Keşke beni böyle şeylerin müdürü yapsalar. Mesela sağda-solda birbirine rastlayan eski arkadaşların muhabbetinin müdürü. Bu konuda eğitimler versem. Oradaki muhabbetleri bitirsem.
“Bir yemek yiyelim yae” diyen eski dostun blöfünü görmeyi öğretmek istiyorum sevdiklerime.
-Ayy n’aber sen var mısın hala dünya üzerinde ehehiiii -Evet, n’aber nasıl gidiyo -Ay iyi işte, koşturmaca. Buluşup bir yemek yiyelim mutlaka tamam mıııı -Bence birlikte bir yolculuğa çıkalım. Sadece sen ve ben. -Ney? -Ben şu an sana gönderiyorum gemi yolculukları var çok güzel. Başbaşa oluruz 1 hafta. -Tamam, tabii, eki
Dersini almıştır boş konuşmanın başkanı. Mesela.
Ya da birisi karşınızda uzun uzun, böyle kendine güvenli güvenli konuşurken, şunu sorarsanız bitirirsiniz o çok bilen insanı, bak bak: -Yaw işte böyleydi şöyleydi ve işte aldım hallettim onu da hallettim bunu da hallettim yahu bitirdim olayı yaw... -Pardon bir şey soracağım. Sen ağladın mı?
Bitti. Güven müven kalmadı.
Bunlara hep çözümüm var.
“Çocuğunuz kaç yaşında” diye sorunca “6 yaşındayız” diyen ebeveynlere “Aa ikiniz aynı yaşta mısınız? Helal olsun” deyip çok ciddi yanıt beklemenizi tavsiye ederim.
Bir müzik aletiyle ne zaman tanıştığını anlatan sanatçı dostunuza aynı müzik aletiyle kavga edip etmediğini, sağlıklı bir evliliğin sırrının yatak odasından geçip geçmediğini sorun.
Yemek kurslarına yazılın, bütün gün uğraşıp yaptığınız güzelim mücveri beğenmeyen eğitimciye “Bana mücver yapmayı öğretme, mücver ver!” diye bağırın.
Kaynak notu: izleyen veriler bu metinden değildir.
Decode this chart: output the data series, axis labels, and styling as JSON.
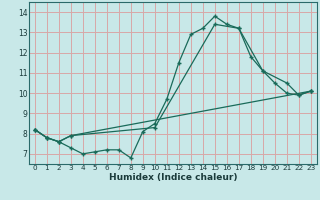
{
  "xlabel": "Humidex (Indice chaleur)",
  "bg_color": "#c8e8e8",
  "grid_color": "#d8a8a8",
  "line_color": "#1a6b5a",
  "xlim": [
    -0.5,
    23.5
  ],
  "ylim": [
    6.5,
    14.5
  ],
  "xticks": [
    0,
    1,
    2,
    3,
    4,
    5,
    6,
    7,
    8,
    9,
    10,
    11,
    12,
    13,
    14,
    15,
    16,
    17,
    18,
    19,
    20,
    21,
    22,
    23
  ],
  "yticks": [
    7,
    8,
    9,
    10,
    11,
    12,
    13,
    14
  ],
  "line1_x": [
    0,
    1,
    2,
    3,
    4,
    5,
    6,
    7,
    8,
    9,
    10,
    11,
    12,
    13,
    14,
    15,
    16,
    17,
    18,
    19,
    20,
    21,
    22,
    23
  ],
  "line1_y": [
    8.2,
    7.8,
    7.6,
    7.3,
    7.0,
    7.1,
    7.2,
    7.2,
    6.8,
    8.1,
    8.5,
    9.7,
    11.5,
    12.9,
    13.2,
    13.8,
    13.4,
    13.2,
    11.8,
    11.1,
    10.5,
    10.0,
    9.9,
    10.1
  ],
  "line2_x": [
    0,
    1,
    2,
    3,
    10,
    15,
    17,
    19,
    21,
    22,
    23
  ],
  "line2_y": [
    8.2,
    7.8,
    7.6,
    7.9,
    8.3,
    13.4,
    13.2,
    11.1,
    10.5,
    9.9,
    10.1
  ],
  "line3_x": [
    0,
    1,
    2,
    3,
    23
  ],
  "line3_y": [
    8.2,
    7.8,
    7.6,
    7.9,
    10.1
  ]
}
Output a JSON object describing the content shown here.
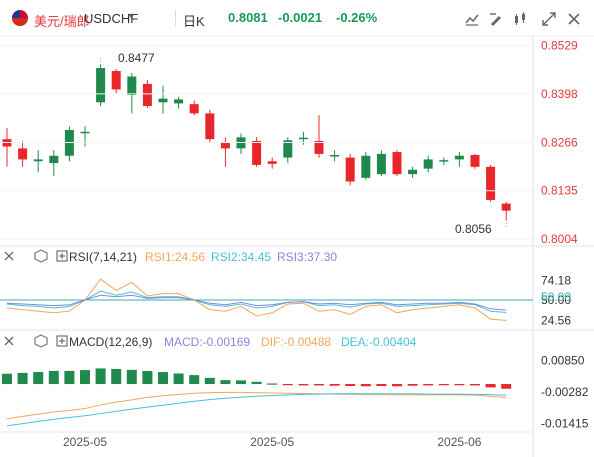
{
  "header": {
    "symbol": "美元/瑞郎",
    "ticker": "USDCHF",
    "timeframe": "日K",
    "last_price": "0.8081",
    "change": "-0.0021",
    "change_pct": "-0.26%"
  },
  "colors": {
    "up": "#1f8a4c",
    "down": "#e8262b",
    "rsi1": "#f2a65a",
    "rsi2": "#47c1d6",
    "rsi3": "#8a84d8",
    "dif": "#f2a65a",
    "dea": "#47c1d6",
    "level": "#2fb3b3"
  },
  "chart_data": [
    {
      "type": "candlestick",
      "price_axis_ticks": [
        "0.8529",
        "0.8398",
        "0.8266",
        "0.8135",
        "0.8004"
      ],
      "ylim": [
        0.7985,
        0.8555
      ],
      "annotations": {
        "high": "0.8477",
        "low": "0.8056"
      },
      "x_tick_labels": [
        "2025-05",
        "2025-05",
        "2025-06"
      ],
      "candles": [
        {
          "open": 0.8275,
          "high": 0.8305,
          "low": 0.82,
          "close": 0.8255
        },
        {
          "open": 0.825,
          "high": 0.827,
          "low": 0.82,
          "close": 0.822
        },
        {
          "open": 0.8215,
          "high": 0.8245,
          "low": 0.8185,
          "close": 0.822
        },
        {
          "open": 0.821,
          "high": 0.8245,
          "low": 0.8175,
          "close": 0.823
        },
        {
          "open": 0.823,
          "high": 0.831,
          "low": 0.8215,
          "close": 0.83
        },
        {
          "open": 0.8295,
          "high": 0.831,
          "low": 0.8255,
          "close": 0.8295
        },
        {
          "open": 0.8375,
          "high": 0.8477,
          "low": 0.8365,
          "close": 0.8468
        },
        {
          "open": 0.846,
          "high": 0.8465,
          "low": 0.84,
          "close": 0.841
        },
        {
          "open": 0.8395,
          "high": 0.8455,
          "low": 0.8345,
          "close": 0.8445
        },
        {
          "open": 0.8425,
          "high": 0.8435,
          "low": 0.836,
          "close": 0.8365
        },
        {
          "open": 0.8375,
          "high": 0.842,
          "low": 0.8345,
          "close": 0.8385
        },
        {
          "open": 0.8372,
          "high": 0.839,
          "low": 0.8358,
          "close": 0.8383
        },
        {
          "open": 0.837,
          "high": 0.838,
          "low": 0.834,
          "close": 0.8345
        },
        {
          "open": 0.8345,
          "high": 0.8355,
          "low": 0.8265,
          "close": 0.8275
        },
        {
          "open": 0.8265,
          "high": 0.828,
          "low": 0.82,
          "close": 0.825
        },
        {
          "open": 0.825,
          "high": 0.829,
          "low": 0.8235,
          "close": 0.828
        },
        {
          "open": 0.827,
          "high": 0.828,
          "low": 0.82,
          "close": 0.8205
        },
        {
          "open": 0.8215,
          "high": 0.8225,
          "low": 0.8195,
          "close": 0.8208
        },
        {
          "open": 0.8225,
          "high": 0.828,
          "low": 0.821,
          "close": 0.8272
        },
        {
          "open": 0.8279,
          "high": 0.8295,
          "low": 0.826,
          "close": 0.8279
        },
        {
          "open": 0.827,
          "high": 0.834,
          "low": 0.8225,
          "close": 0.8235
        },
        {
          "open": 0.823,
          "high": 0.8245,
          "low": 0.8215,
          "close": 0.8232
        },
        {
          "open": 0.8225,
          "high": 0.8235,
          "low": 0.815,
          "close": 0.816
        },
        {
          "open": 0.817,
          "high": 0.824,
          "low": 0.8165,
          "close": 0.823
        },
        {
          "open": 0.818,
          "high": 0.8245,
          "low": 0.8175,
          "close": 0.8235
        },
        {
          "open": 0.824,
          "high": 0.8245,
          "low": 0.8175,
          "close": 0.818
        },
        {
          "open": 0.818,
          "high": 0.82,
          "low": 0.817,
          "close": 0.8192
        },
        {
          "open": 0.8195,
          "high": 0.823,
          "low": 0.8185,
          "close": 0.822
        },
        {
          "open": 0.8215,
          "high": 0.8225,
          "low": 0.8205,
          "close": 0.8218
        },
        {
          "open": 0.822,
          "high": 0.824,
          "low": 0.82,
          "close": 0.823
        },
        {
          "open": 0.8232,
          "high": 0.8235,
          "low": 0.8195,
          "close": 0.82
        },
        {
          "open": 0.82,
          "high": 0.8205,
          "low": 0.8105,
          "close": 0.811
        },
        {
          "open": 0.81,
          "high": 0.8105,
          "low": 0.8056,
          "close": 0.8081
        }
      ]
    },
    {
      "type": "line",
      "title": "RSI(7,14,21)",
      "ticks": [
        "74.18",
        "50.00",
        "24.56"
      ],
      "level_label": "50.00",
      "ylim": [
        15,
        90
      ],
      "series": [
        {
          "name": "RSI1",
          "legend": "RSI1:24.56",
          "values": [
            40,
            38,
            36,
            34,
            36,
            50,
            76,
            62,
            72,
            55,
            58,
            58,
            50,
            38,
            36,
            42,
            30,
            34,
            45,
            46,
            36,
            38,
            32,
            42,
            44,
            34,
            38,
            40,
            42,
            44,
            40,
            26,
            24.56
          ]
        },
        {
          "name": "RSI2",
          "legend": "RSI2:34.45",
          "values": [
            45,
            43,
            42,
            40,
            42,
            50,
            61,
            56,
            60,
            53,
            54,
            54,
            50,
            44,
            42,
            45,
            40,
            42,
            47,
            48,
            43,
            44,
            41,
            45,
            46,
            42,
            43,
            44,
            45,
            46,
            44,
            36,
            34.45
          ]
        },
        {
          "name": "RSI3",
          "legend": "RSI3:37.30",
          "values": [
            46,
            45,
            44,
            43,
            44,
            50,
            56,
            54,
            56,
            52,
            53,
            53,
            50,
            46,
            44,
            47,
            43,
            44,
            47,
            48,
            45,
            46,
            44,
            46,
            47,
            44,
            45,
            46,
            46,
            47,
            45,
            39,
            37.3
          ]
        }
      ]
    },
    {
      "type": "bar",
      "title": "MACD(12,26,9)",
      "ticks": [
        "0.00850",
        "-0.00282",
        "-0.01415"
      ],
      "ylim": [
        -0.0165,
        0.0115
      ],
      "histogram": {
        "name": "MACD",
        "legend": "MACD:-0.00169",
        "values": [
          0.0037,
          0.004,
          0.0043,
          0.0047,
          0.0047,
          0.005,
          0.0056,
          0.0054,
          0.0051,
          0.0047,
          0.0043,
          0.0038,
          0.0032,
          0.0022,
          0.0014,
          0.0013,
          0.0008,
          0.0002,
          -0.0003,
          -0.0005,
          -0.0005,
          -0.0006,
          -0.0007,
          -0.0008,
          -0.0007,
          -0.0008,
          -0.0006,
          -0.0005,
          -0.0004,
          -0.0004,
          -0.0005,
          -0.0012,
          -0.00169
        ]
      },
      "series": [
        {
          "name": "DIF",
          "legend": "DIF:-0.00488",
          "values": [
            -0.0125,
            -0.0116,
            -0.0108,
            -0.01,
            -0.0095,
            -0.0088,
            -0.0075,
            -0.0065,
            -0.0057,
            -0.0048,
            -0.0042,
            -0.0037,
            -0.0033,
            -0.0031,
            -0.003,
            -0.003,
            -0.0031,
            -0.0032,
            -0.0033,
            -0.0034,
            -0.0035,
            -0.0036,
            -0.0037,
            -0.0038,
            -0.0038,
            -0.0039,
            -0.0039,
            -0.0039,
            -0.0039,
            -0.0039,
            -0.004,
            -0.0044,
            -0.00488
          ]
        },
        {
          "name": "DEA",
          "legend": "DEA:-0.00404",
          "values": [
            -0.015,
            -0.0142,
            -0.0134,
            -0.0127,
            -0.012,
            -0.0114,
            -0.0106,
            -0.0098,
            -0.009,
            -0.0083,
            -0.0076,
            -0.0069,
            -0.0062,
            -0.0056,
            -0.0051,
            -0.0047,
            -0.0044,
            -0.0041,
            -0.0039,
            -0.0037,
            -0.0036,
            -0.0035,
            -0.0035,
            -0.0035,
            -0.0035,
            -0.0035,
            -0.0035,
            -0.0036,
            -0.0036,
            -0.0036,
            -0.0037,
            -0.0038,
            -0.00404
          ]
        }
      ]
    }
  ]
}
Alışveriş ederken sizi dükkan görevlisi sanıp bir şey soran insana hiç “Ben bilmiyorum” diye evelemeyin, utanmayın. Elinizde çantayla elbise bakıyorsunuz, görevli olabilir misiniz? Onun ayıbı. “Tabii buyrun” deyip o an önünüzde ne varsa ısrarla onu gösterin. Denesin diye ısrar edin. Öğrensin. İki dakika kafasını çalıştırsın bundan sonra.
“Eskisi gibi şarkılar yok artık” diye tutturan arkadaşınıza her gün bir Anılar-9 parçası yollayın. “Ah nerede o eski şarkılar” falan deyin siz de sürekli, Hotel California, Boat on the River, Yesterday falan, durmadan bunları yollayın. Kulaklıklarınızı verip zorla Joan Baez dinletin. Var mıymış daha güzel şarkılar şimdi, bir daha düşünsün. Boş boş konuşmasın.
Önce bunları bir halledelim, sinirimiz yatışsın. Yoksa seçimlere kadar tırlatacağız, belli. Neyse ben evimin önünden hangi seçim minibüsü daha çok sesini açıp geçerse ona oy vermeye karar verdim, doğal olarak. Hepiniz gibi.
O seçim şarkısıyla o desibelle bütün gün gezen şoförlerin ruh hallerini irdelemek için İsviçre’den bilim adamları gelmiş diyorlar. Bilmiyorum, şimdi boş konuşmayayım. (Sen ağladın mı?)